By June 14, 2022, the Shanghai facility had returned to 100% production capacity following the easing of local COVID restrictions, according to a GE Healthcare statement. But shortages remain.
“There is still the challenge of bringing the contrast media across the ocean and distributing it to healthcare facilities across the nation,” Nancy Foster, the American Hospital Association’s (AHA) Vice President of Quality and Patient Safety Policy, told CNN.
“The hospital association estimates that about half of all hospitals in the United States rely on GE for contrast dye to perform about 20 million scans a year, or about 385,000 scans each week,” CNN reported.
Critical Medical Products Must be Manufactured Domestically
“We’ve been having shortages throughout the pandemic. At the very beginning of the pandemic, it was PPE shortages,” Jain said. “Now, we have contrast shortages and formula shortages for babies.”
The infant formula crisis is the other headline grabbing news in recent weeks. Three companies—Abbott, Reckitt, and Gerber—manufacture 95% of the baby formula sold in the US, with Abbott controlling roughly 42% of the nation’s supply, CNN reported.

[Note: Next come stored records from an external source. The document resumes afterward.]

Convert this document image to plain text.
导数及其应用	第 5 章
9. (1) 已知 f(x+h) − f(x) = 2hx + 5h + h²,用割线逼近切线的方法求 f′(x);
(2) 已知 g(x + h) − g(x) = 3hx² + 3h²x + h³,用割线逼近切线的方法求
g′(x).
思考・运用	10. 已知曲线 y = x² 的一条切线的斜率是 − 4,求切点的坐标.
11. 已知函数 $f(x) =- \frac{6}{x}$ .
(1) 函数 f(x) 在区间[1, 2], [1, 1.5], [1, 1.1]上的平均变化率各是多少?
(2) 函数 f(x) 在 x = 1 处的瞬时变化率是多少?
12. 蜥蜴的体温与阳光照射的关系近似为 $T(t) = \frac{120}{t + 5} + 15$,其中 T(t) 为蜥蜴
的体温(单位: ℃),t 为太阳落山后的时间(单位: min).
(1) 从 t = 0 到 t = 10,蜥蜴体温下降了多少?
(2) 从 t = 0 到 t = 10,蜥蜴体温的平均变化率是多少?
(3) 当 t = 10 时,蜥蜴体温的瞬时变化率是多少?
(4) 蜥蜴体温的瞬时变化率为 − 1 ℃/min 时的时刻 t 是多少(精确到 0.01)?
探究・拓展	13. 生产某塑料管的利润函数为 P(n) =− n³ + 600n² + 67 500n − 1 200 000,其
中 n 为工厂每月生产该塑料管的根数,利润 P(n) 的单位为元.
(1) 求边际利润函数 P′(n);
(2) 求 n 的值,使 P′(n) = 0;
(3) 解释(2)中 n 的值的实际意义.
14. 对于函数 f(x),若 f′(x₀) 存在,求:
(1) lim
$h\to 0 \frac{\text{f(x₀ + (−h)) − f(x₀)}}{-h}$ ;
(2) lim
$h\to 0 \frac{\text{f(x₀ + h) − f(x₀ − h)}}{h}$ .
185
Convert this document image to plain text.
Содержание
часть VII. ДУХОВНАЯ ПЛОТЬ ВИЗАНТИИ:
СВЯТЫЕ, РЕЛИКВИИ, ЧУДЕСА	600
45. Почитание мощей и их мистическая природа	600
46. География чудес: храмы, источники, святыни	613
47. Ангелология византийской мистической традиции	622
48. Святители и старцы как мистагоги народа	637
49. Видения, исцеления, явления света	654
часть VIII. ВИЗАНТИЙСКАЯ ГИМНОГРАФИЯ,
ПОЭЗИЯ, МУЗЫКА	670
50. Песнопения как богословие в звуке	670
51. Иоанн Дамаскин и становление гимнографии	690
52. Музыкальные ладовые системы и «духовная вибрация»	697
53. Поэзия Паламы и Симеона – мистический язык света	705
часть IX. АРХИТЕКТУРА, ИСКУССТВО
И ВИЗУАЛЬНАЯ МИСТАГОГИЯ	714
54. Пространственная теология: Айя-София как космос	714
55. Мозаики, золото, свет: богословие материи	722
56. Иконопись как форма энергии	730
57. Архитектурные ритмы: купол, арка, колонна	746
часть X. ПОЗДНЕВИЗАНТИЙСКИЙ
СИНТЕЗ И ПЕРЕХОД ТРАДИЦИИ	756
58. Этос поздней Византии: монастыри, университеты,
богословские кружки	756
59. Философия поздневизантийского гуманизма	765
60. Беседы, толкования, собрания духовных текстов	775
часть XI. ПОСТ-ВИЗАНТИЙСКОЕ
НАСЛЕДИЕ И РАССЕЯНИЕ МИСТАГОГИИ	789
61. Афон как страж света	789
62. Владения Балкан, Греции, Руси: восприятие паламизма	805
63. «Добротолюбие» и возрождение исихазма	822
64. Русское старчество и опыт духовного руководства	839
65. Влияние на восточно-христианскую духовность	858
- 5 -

“Initially, this problem affected those who are on more specialized formulas or had nutritional issues,” Stephanie Seger, Director of Government Relations at Children’s Mercy Hospital in Kansas City, Mo., told CNN. ‘Then the gap, or the emptiness on the shelves, increased to the point where it’s now any formula. It’s now any parent of any baby.”
The Biden administration took steps in May to increase the supply of imported formula, but like the Intravenous contrast shortage, the problem has not been solved.
The COVID-19 pandemic has served to underscore the serious issues affecting supply chains for hospital, medical laboratory, and other critical supplies. While no quick fix has appeared on the horizon, the clinical laboratory industry should take steps now to work toward long-term solutions.